Back to basics
Technically speaking it is not actually dead. A light flickers when I turn it on, it even makes that celebratory de dah! niose of welcome as the hard drive starts whirring and I wait for the apple to appear on the screen. But it doesn't. Nothing does, the screen remains blank. Until yesterday when there was a moment of hope, the screen glowed, an apple appeared but was sliced from all sides by horizontal bands of colours and greys shooting across the screen, building up on top of each other until they swallowed the apple and just left a screen of flickering pixels which hurt my eyes so I turned it off.
So now I am back in the internet place. My lovely office with a harbour view lies abandoned. I have no tv at home, so internet and laptopless I am really back to basics. I have books, but they are running low. Having read every book with a gold embossed cover on the island, I was overjoyed to discover that Amazon deliver here. I have a consignment of literature to last me a year arriving ( I hope) in a couple of weeks.
It is a basic existance on this island of ours. I have bought nothing but food (and mostly local food at that) since I arrived 6 months ago. This is a girl who shopped for England. Nothing to do on a Saturday, well let's go shopping! I have a wardrobe large enough to clothe a (tall female) army back home. Yet in 6 months here I have bought nothing. And do you know what? I like it. Unecessary shopping is an unimaginable extravegance out here. But what you do have becomes emminantly valuable. You lose or break a watch, or a laptop, or a bikini at home; someone will fix it or you treat yourself to a new one. 'I was fed up of that old thing anyway' you convince yourself and lo and behold another days shopping is legitimately on the cards! If it breaks or disappears on an island like this, that is it, no more and no replacement either until you can get yourself on a plane and back to the world where retail rules.
My laptop will have to lay dormant, until I go to Florida next month to deliver a boat. It is good timing in that respect. I am planning to be doing a fair amount of travelling over these next few months.

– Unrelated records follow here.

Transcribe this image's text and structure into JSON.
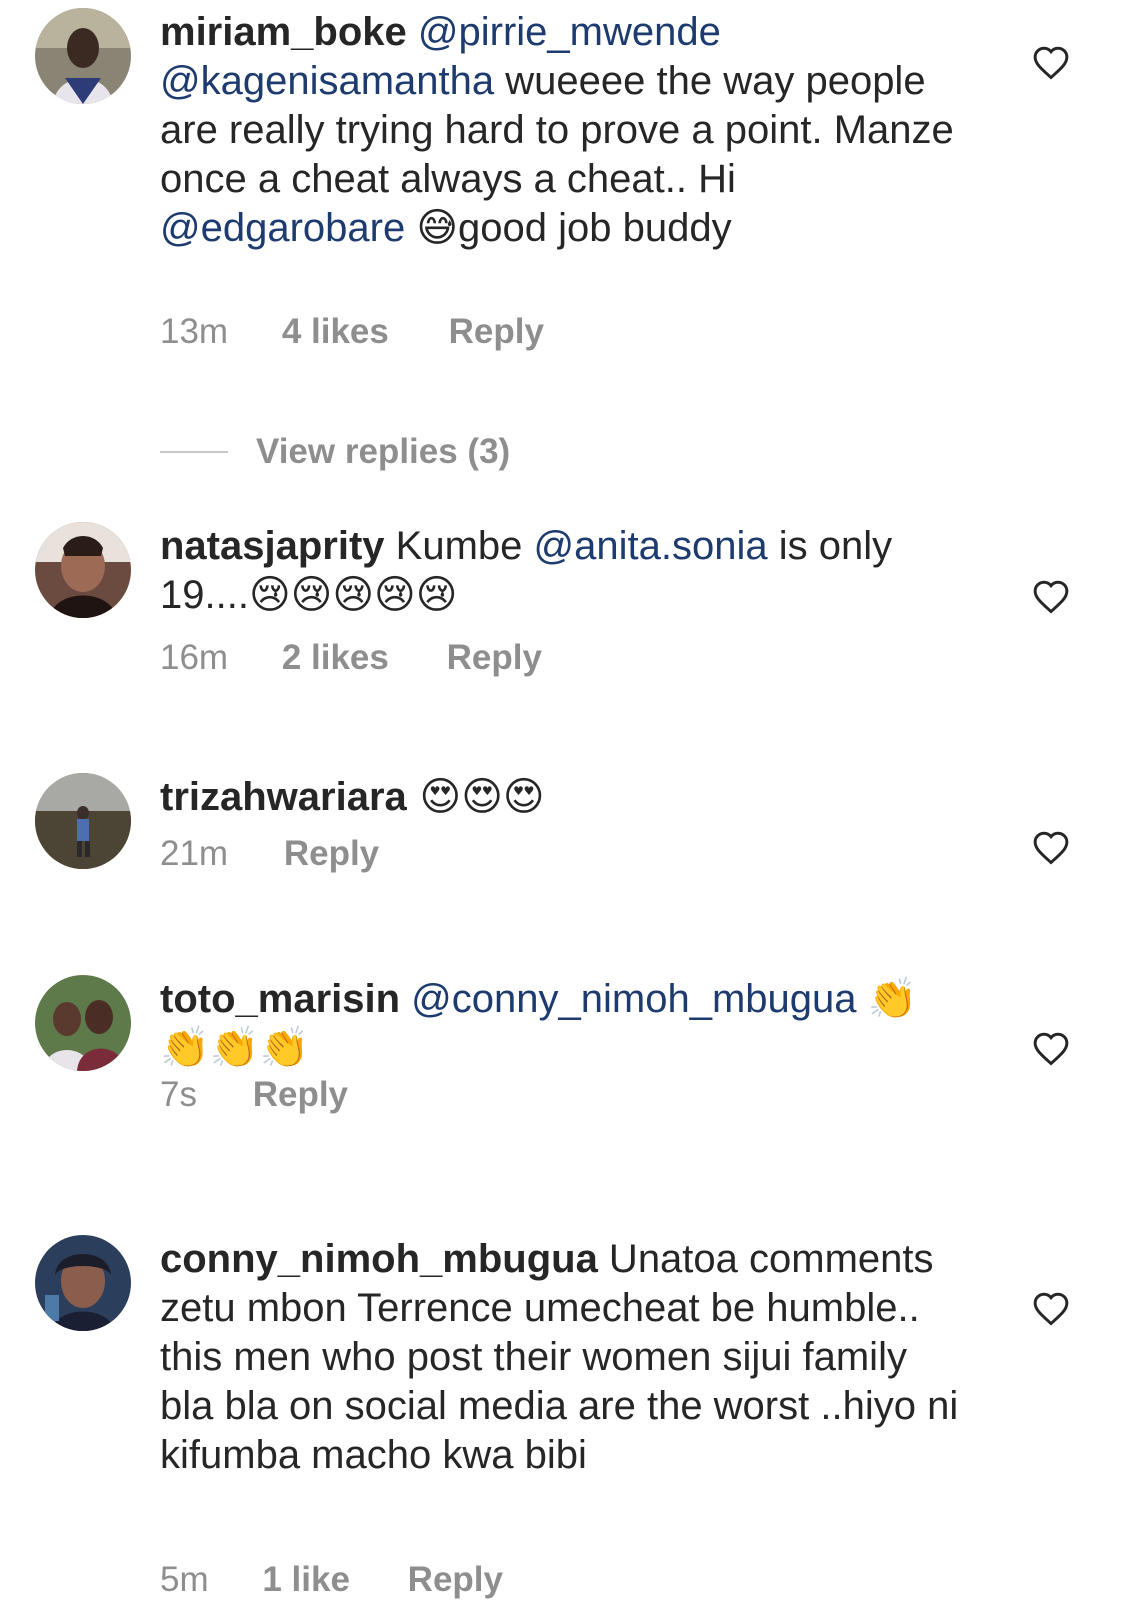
{
  "comments": [
    {
      "username": "miriam_boke",
      "text_parts": [
        "@pirrie_mwende",
        "@kagenisamantha",
        " wueeee the way people are really trying hard to prove a point. Manze once a cheat always a cheat.. Hi ",
        "@edgarobare",
        " ",
        "😅",
        "good job buddy"
      ],
      "time": "13m",
      "likes": "4 likes",
      "reply": "Reply",
      "view_replies": "View replies (3)"
    },
    {
      "username": "natasjaprity",
      "text_parts": [
        " Kumbe ",
        "@anita.sonia",
        "  is only 19....",
        "😢😢😢😢😢"
      ],
      "time": "16m",
      "likes": "2 likes",
      "reply": "Reply"
    },
    {
      "username": "trizahwariara",
      "emojis": " 😍😍😍",
      "time": "21m",
      "reply": "Reply"
    },
    {
      "username": "toto_marisin",
      "mention": "@conny_nimoh_mbugua",
      "emojis": "👏👏👏👏",
      "time": "7s",
      "reply": "Reply"
    },
    {
      "username": "conny_nimoh_mbugua",
      "text": " Unatoa comments zetu mbon Terrence umecheat be humble.. this men who post their women  sijui family bla bla on social media are the worst ..hiyo ni kifumba macho kwa bibi",
      "time": "5m",
      "likes": "1 like",
      "reply": "Reply"
    }
  ],
  "icons": {
    "like": "heart-outline-icon"
  },
  "colors": {
    "text": "#262626",
    "mention": "#1d3b6e",
    "meta": "#8e8e8e"
  }
}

The Caribbean is hot in the summer, and although I love the heat even I feel disabled sometimes when I emerge from under the shade of a tree and feel my scalded skin sapping the energy from my legs. Yesterday was spent in the sea and the sea alone. The sand on the beach was too hot to walk on so I had to wait until sunset until the soles of my feet could bear to bring my body out of the water. Everything is hot and everyone is hot too. The place is emptying out like an upturned skip, fewer and fewer people grace the streets and the bars. People are leaving, to escape the heat and the poverty of summer. No tourists equals no money for most people here. So they follow the crowds and make money elsewhere until the trickle of sparkling skinned whities begins again in November.
For those that do remain times are tough and tempers run high. Everyone is living off each other. Deals are struck from person to person as there is no one else left to do business with. I swear the same money is just passing around the island, each person taking his cut as it goes. I just hope that it lasts until the season, lasts until the trade winds and the tourists come back to freshen the air and the wallets.